Les internes des urgences du CHU de Rouen ont reçu un mail pour le moins virulent de la part d'un de leurs responsables alors qu'ils faisaient grève, notamment pour dénoncer l'allongement de leur cursus.
"Vous pouvez tout à fait vous comporter comme des ouvriers de raffinerie et vous foutre de tout". C'est l'une des phrases qu'ont eut la surprise de lire une vingtaine d'internes du CHU de Rouen lundi matin. Dans un mail envoyé par l'un de leurs supérieurs, ces étudiants en grève sont priés de revenir à leur poste de travail. "Pour les gardes, les réquisitions sont en cours de rédaction. N’attendez cependant pas qu’on vienne vous les porter en main propre", poursuit le même médecin manifestement très irrité.
Publié sur les réseaux sociaux, le mail qui aurait dû rester en interne a fait beaucoup réagir. Des milliers d'internautes l'ont relayé, certains dénonçant le ton employé par le médecin à l'égard des internes. Un avis partagé par François His de la CGT santé au CHU de Rouen : "les propos tenus sont inadmissibles. Un service d'urgence a besoin d'unité. [...] Ce qui a été écrit est extrêmement méprisant pour les ouvriers de Total qui ont défendu leur travail !"
"Si vous aviez 2 sous d’intelligence et de conscience, vous auriez été au moins présents ce matin"
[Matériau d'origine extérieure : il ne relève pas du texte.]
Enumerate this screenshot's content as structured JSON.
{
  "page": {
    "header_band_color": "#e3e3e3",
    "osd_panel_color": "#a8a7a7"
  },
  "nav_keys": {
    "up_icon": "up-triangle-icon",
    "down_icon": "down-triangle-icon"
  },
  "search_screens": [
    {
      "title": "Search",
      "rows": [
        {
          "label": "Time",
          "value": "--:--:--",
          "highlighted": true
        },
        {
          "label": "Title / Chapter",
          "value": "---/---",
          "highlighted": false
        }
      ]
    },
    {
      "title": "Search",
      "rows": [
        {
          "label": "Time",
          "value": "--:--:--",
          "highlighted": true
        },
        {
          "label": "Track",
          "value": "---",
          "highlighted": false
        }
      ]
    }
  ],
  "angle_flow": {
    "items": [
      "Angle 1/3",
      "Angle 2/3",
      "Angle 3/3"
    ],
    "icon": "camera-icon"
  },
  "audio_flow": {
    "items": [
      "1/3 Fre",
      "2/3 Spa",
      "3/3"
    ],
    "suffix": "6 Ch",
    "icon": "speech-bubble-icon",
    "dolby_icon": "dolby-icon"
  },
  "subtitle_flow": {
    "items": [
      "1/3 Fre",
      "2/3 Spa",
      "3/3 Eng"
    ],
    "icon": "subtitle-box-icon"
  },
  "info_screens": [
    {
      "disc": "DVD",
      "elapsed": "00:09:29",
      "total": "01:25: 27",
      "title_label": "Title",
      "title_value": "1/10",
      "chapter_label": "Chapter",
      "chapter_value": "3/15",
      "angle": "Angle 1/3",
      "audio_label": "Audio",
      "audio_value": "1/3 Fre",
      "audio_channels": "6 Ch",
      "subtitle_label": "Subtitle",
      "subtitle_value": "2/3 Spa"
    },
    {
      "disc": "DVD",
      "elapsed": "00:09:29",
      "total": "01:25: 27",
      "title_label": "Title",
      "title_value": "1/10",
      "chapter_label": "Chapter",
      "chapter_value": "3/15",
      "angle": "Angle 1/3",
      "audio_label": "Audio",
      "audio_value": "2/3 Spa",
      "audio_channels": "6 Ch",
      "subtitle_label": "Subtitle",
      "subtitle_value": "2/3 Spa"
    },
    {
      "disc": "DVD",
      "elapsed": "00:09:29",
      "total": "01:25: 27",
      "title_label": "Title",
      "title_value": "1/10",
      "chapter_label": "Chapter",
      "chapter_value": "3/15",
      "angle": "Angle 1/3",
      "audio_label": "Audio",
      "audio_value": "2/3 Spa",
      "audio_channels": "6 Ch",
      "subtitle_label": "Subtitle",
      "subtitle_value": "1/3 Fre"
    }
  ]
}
Dans ce message que nous avons pu consulter et authentifier, les internes grévistes se voient reprocher le mouvement de grève auquel ils participaient depuis plusieurs jours : "Si vous aviez 2 sous d’intelligence et de conscience, vous auriez été au moins présents ce matin. [...] Impossible de compter sur vous !" La direction du CHU de Rouen "ne souhaite pas faire de commentaires sur les propos tenus." Certains syndicats souhaitent désormais obtenir des explications du service des ressources humaines.
"Les soignants sont à bout"
Comme leurs homologues dans d'autres CHU français, les futurs médecins rouennais dénoncent l'ajout une quatrième année d'internat pour les étudiants en médecine générale. Présentée dans le projet de loi de financement de la Sécurité sociale (PLFSS) pour 2023, cette "année de consolidation" restera "une incitation", a tenté de rassurer le ministre de la Santé François Braun. "Je ne souhaite pas que ce soit une obligation", a-t-il affirmé sur FranceInfo.
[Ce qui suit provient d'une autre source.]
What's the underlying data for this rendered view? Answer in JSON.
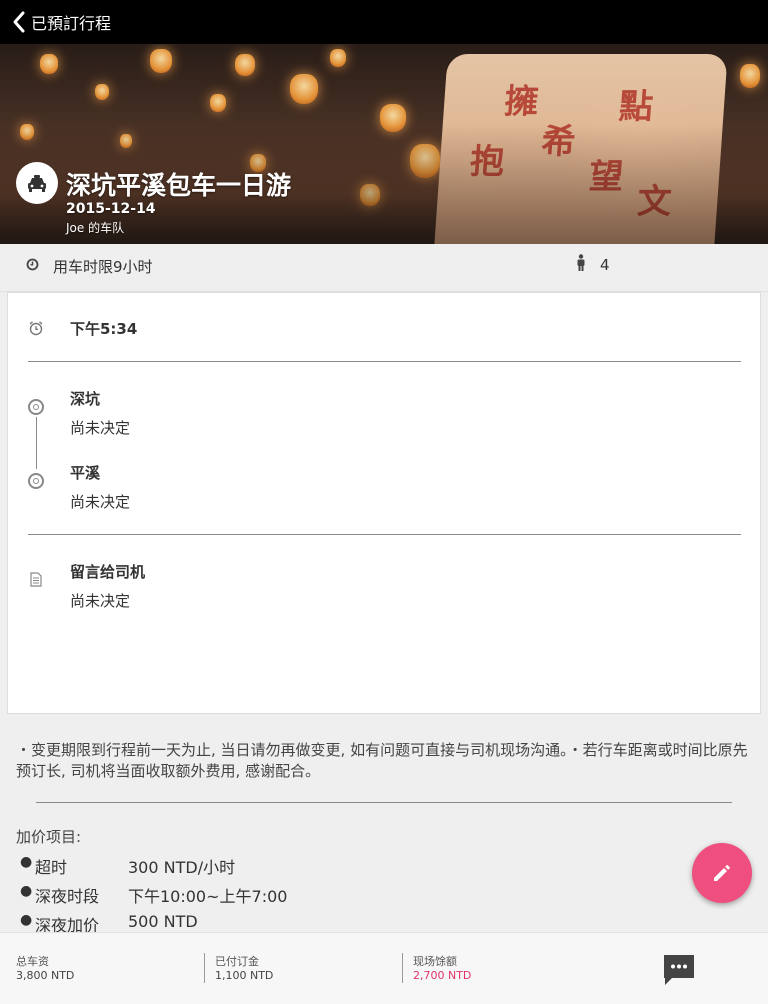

Aux urgences du CHU, le climat est tendu depuis plusieurs années. Au-delà des revendications des internes, le service manque de personnels et la fermeture de lits a également un impact pour les médecins des urgences. "C'est au gouvernement qu'il fallait adresser ce mail. Un hôpital doit, de toutes façons, pouvoir fonctionner sans internes, [...] ce sont des étudiants", réagi Guillaume Herlin, secrétaire de la section SUD du CHU de Rouen. "Je condamne ces propos qui sont discriminants", poursuit-il. Pour le représentant de la CFDT du CHU, le ton du message n'est pas adapté : "les internes ont le droit d'exprimer leur mal-être. [...] Sur le fond, le problème c'est le manque de lits, les soignants sont à bout", souligne Louis Frédéric.